Overview
Galvatron is an automatic distributed training system designed for Transformer models, including Large Language Models (LLMs). It leverages advanced automatic parallelism techniques to deliver exceptional training efficiency. This repository houses the official implementation of Galvatron-2, our latest version enriched with several new features.
Key Features
(1) Enhanced Efficiency via Automatic Parallelism
Enlarged Parallelism Search Space
Incorporate multiple popular parallelism dimensions of distributed training, including DP (Data Parallelism), SDP (Sharded Data Parallelism, support ZeRO-1, ZeRO-2 and ZeRO-3), PP (Pipeline Parallelism, support both GPipe & Pipedream-flush / 1F1B-flush), TP (Tensor Parallelism), SP (Sequence Parallelism, support Megatron-SP and Deepspeed-Ulysses). Also incorporate CKPT (Activation Checkpointing) as a special parallelism dimension.
Fine-grained Hybrid Parallelism
Galvatron’s approach to hybrid parallelism represents a significant advancement in distributed training optimization. Rather than applying a one-size-fits-all strategy, the system enables layer-wise parallelization, allowing each transformer layer to utilize an independent combination of parallel strategies. This granular approach ensures optimal resource utilization by adapting to the specific computational and memory requirements of each layer.
The system dynamically combines multiple parallelism types, carefully considering the trade-offs between computation, memory usage, and communication overhead. This hybrid approach is particularly powerful when dealing with complex model architectures, where different layers may benefit from different parallelization strategies.
Efficient Automatic Parallelism Optimization
The heart of Galvatron’s efficiency lies in its sophisticated optimization engine. Through careful cost modeling, the system accurately estimates computation requirements, predicts memory usage patterns, and models communication overhead for different parallelization strategies. This comprehensive modeling enables intelligent decision-making in strategy selection.
The optimization process employs advanced search algorithms with dynamic programming that consider multiple objectives simultaneously, including memory efficiency and communication costs. The system automatically adapts to hardware constraints while ensuring optimal performance.
(2) Versatility
Galvatron’s versatility extends across the entire spectrum of Transformer architectures. In the realm of language models, it excels at handling everything from traditional BERT-style encoders and GPT decoders to complex T5-style encoder-decoder models. For Large Language Models (LLMs), the system provides specialized optimizations that enable efficient training of models with trillions of parameters, carefully managing memory and computational resources.
The system’s capabilities extend beyond language models to vision transformers. Galvatron maintains its efficiency while adapting to the unique requirements of each architecture. In the future, Galvatron will also support multi-modal architectures.
(3) User-Friendly Interface
Despite its sophisticated underlying technology, Galvatron prioritizes user accessibility. Users can begin training with minimal code changes, supported by comprehensive documentation and practical examples. The system also offers seamless integration with dataloader of popular framework , alongside robust checkpoint management capabilities, making it a practical choice for both research and production environments.
System Architecture
Galvatron’s architecture consists of three tightly integrated core modules that work together to deliver efficient distributed training:
(1) Galvatron Profiler
The Profiler serves as the foundation of the system, conducting comprehensive analysis of both hardware capabilities and model characteristics. On the hardware side, it measures inter-device communication bandwidth and computational throughput of each device. For model profiling, it analyzes computation patterns, memory requirements, and communication needs of different model components. This detailed profiling information forms the basis for intelligent strategy decisions.
(2) Galvatron Search Engine
The Search Engine represents the brain of the system, leveraging the profiling data to discover optimal parallelization strategies. It employs sophisticated algorithms to explore the vast space of possible parallel configurations and automatically determine the most efficient combination of parallelism strategies for each layer of the model.

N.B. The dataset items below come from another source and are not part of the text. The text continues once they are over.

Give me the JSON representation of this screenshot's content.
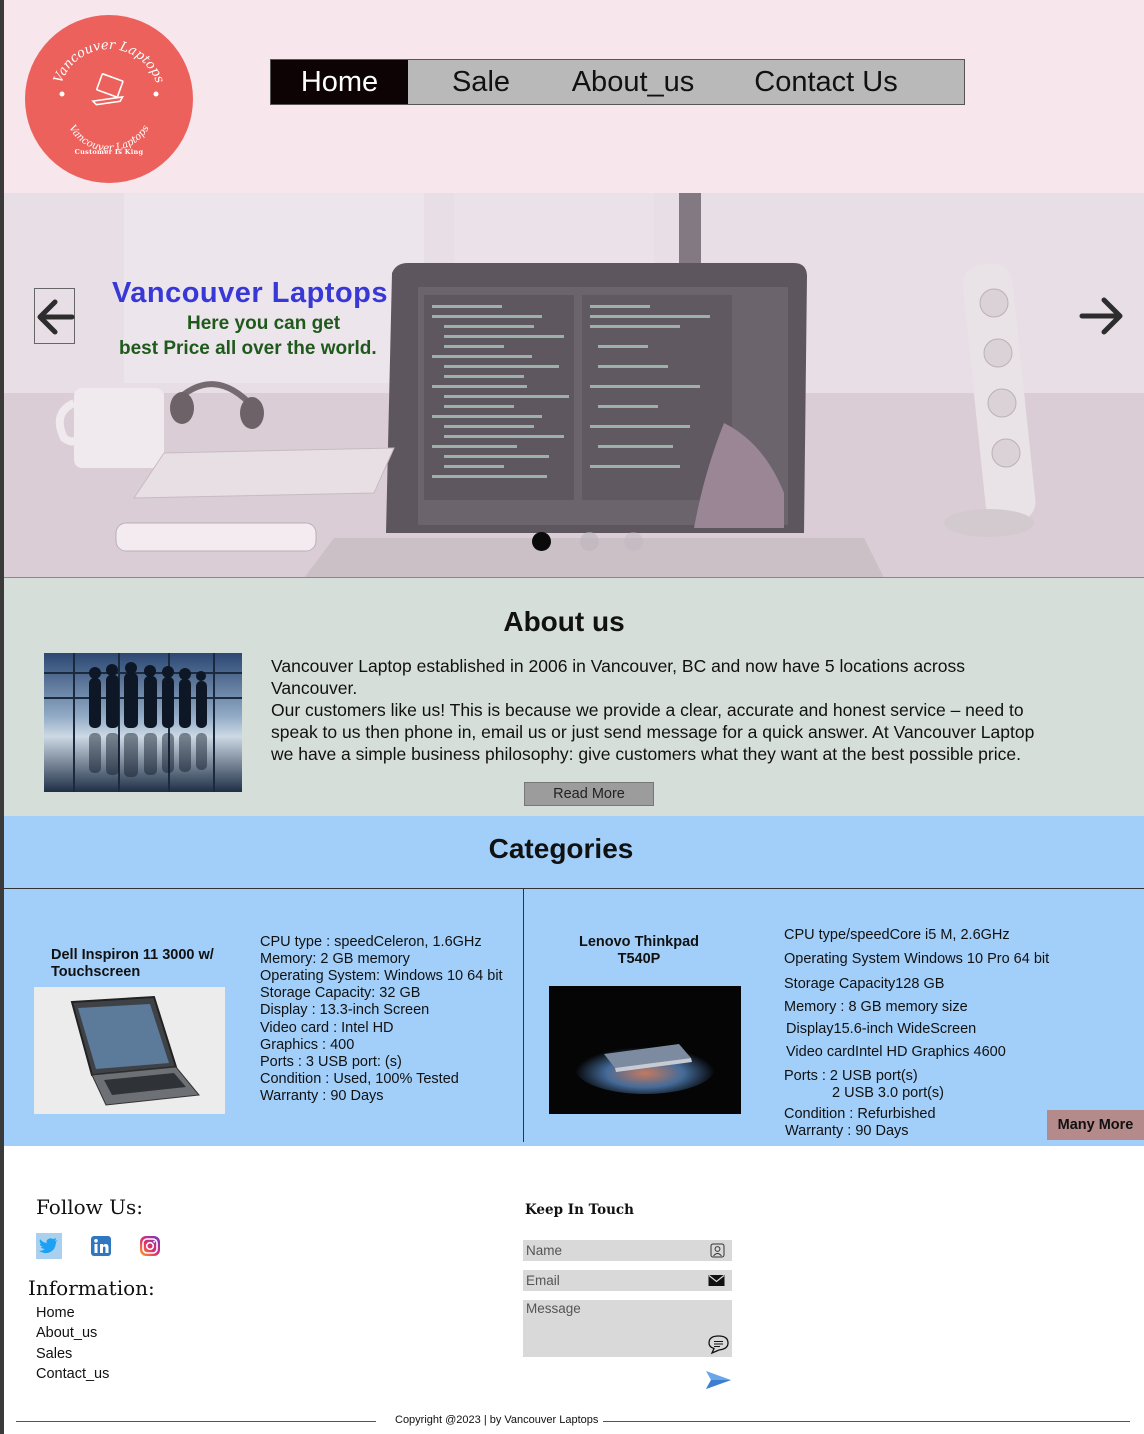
{
  "header": {
    "logo": {
      "name_text": "Vancouver Laptops",
      "tagline": "Customer Is King"
    },
    "nav": [
      {
        "label": "Home",
        "active": true
      },
      {
        "label": "Sale",
        "active": false
      },
      {
        "label": "About_us",
        "active": false
      },
      {
        "label": "Contact Us",
        "active": false
      }
    ]
  },
  "hero": {
    "title": "Vancouver Laptops",
    "subtitle_line1": "Here you can get",
    "subtitle_line2": "best Price all over the world.",
    "slides_count": 3,
    "active_slide": 1
  },
  "about": {
    "title": "About us",
    "text_line1": "Vancouver Laptop established in 2006 in Vancouver, BC and now have 5 locations across Vancouver.",
    "text_line2": "Our customers like us! This is because we provide a clear, accurate and honest service – need to speak to us then phone in, email us or just send message for a quick answer. At Vancouver Laptop we have a simple business philosophy: give customers what they want at the best possible price.",
    "read_more": "Read More"
  },
  "categories": {
    "title": "Categories",
    "products": [
      {
        "name": "Dell Inspiron 11 3000 w/ Touchscreen",
        "specs": [
          "CPU type : speedCeleron, 1.6GHz",
          "Memory: 2 GB memory",
          "Operating System: Windows 10 64 bit",
          "Storage Capacity: 32 GB",
          "Display : 13.3-inch Screen",
          "Video card : Intel HD",
          "Graphics : 400",
          "Ports : 3 USB port: (s)",
          "Condition : Used, 100% Tested",
          "Warranty : 90 Days"
        ]
      },
      {
        "name": "Lenovo Thinkpad T540P",
        "specs": [
          "CPU type/speedCore i5 M, 2.6GHz",
          "Operating System Windows 10 Pro 64 bit",
          "Storage Capacity128 GB",
          "Memory : 8 GB memory size",
          "Display15.6-inch WideScreen",
          "Video cardIntel HD Graphics 4600",
          "Ports : 2 USB port(s)",
          "2 USB 3.0 port(s)",
          "Condition : Refurbished",
          "Warranty : 90 Days"
        ]
      }
    ],
    "many_more": "Many More"
  },
  "footer": {
    "follow_title": "Follow Us:",
    "social": [
      "twitter-icon",
      "linkedin-icon",
      "instagram-icon"
    ],
    "info_title": "Information:",
    "info_links": [
      "Home",
      "About_us",
      "Sales",
      "Contact_us"
    ],
    "keep_in_touch": "Keep In Touch",
    "name_placeholder": "Name",
    "email_placeholder": "Email",
    "message_placeholder": "Message",
    "copyright": "Copyright @2023 | by Vancouver Laptops"
  }
}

(3) Galvatron Runtime Framework
The Runtime Framework implements the execution layer, translating the high-level parallelization strategies into efficient distributed operations. The framework provides a robust and flexible execution environment that adapts to different hardware configurations and model architectures.
Integration and Workflow
These three modules work seamlessly together to simplify the distributed training process. Users only need to provide hardware environment and Transformer model configuration.
The system automatically handles all aspects of distributed training optimization, from initial profiling through strategy selection to efficient execution. This architecture ensures both ease of use and high performance, making sophisticated distributed training accessible to a broader range of users while maintaining the flexibility needed for advanced applications.
Through this modular design, Galvatron achieves a balance between automation and customization, enabling both simple deployment for standard cases and detailed control for specialized requirements.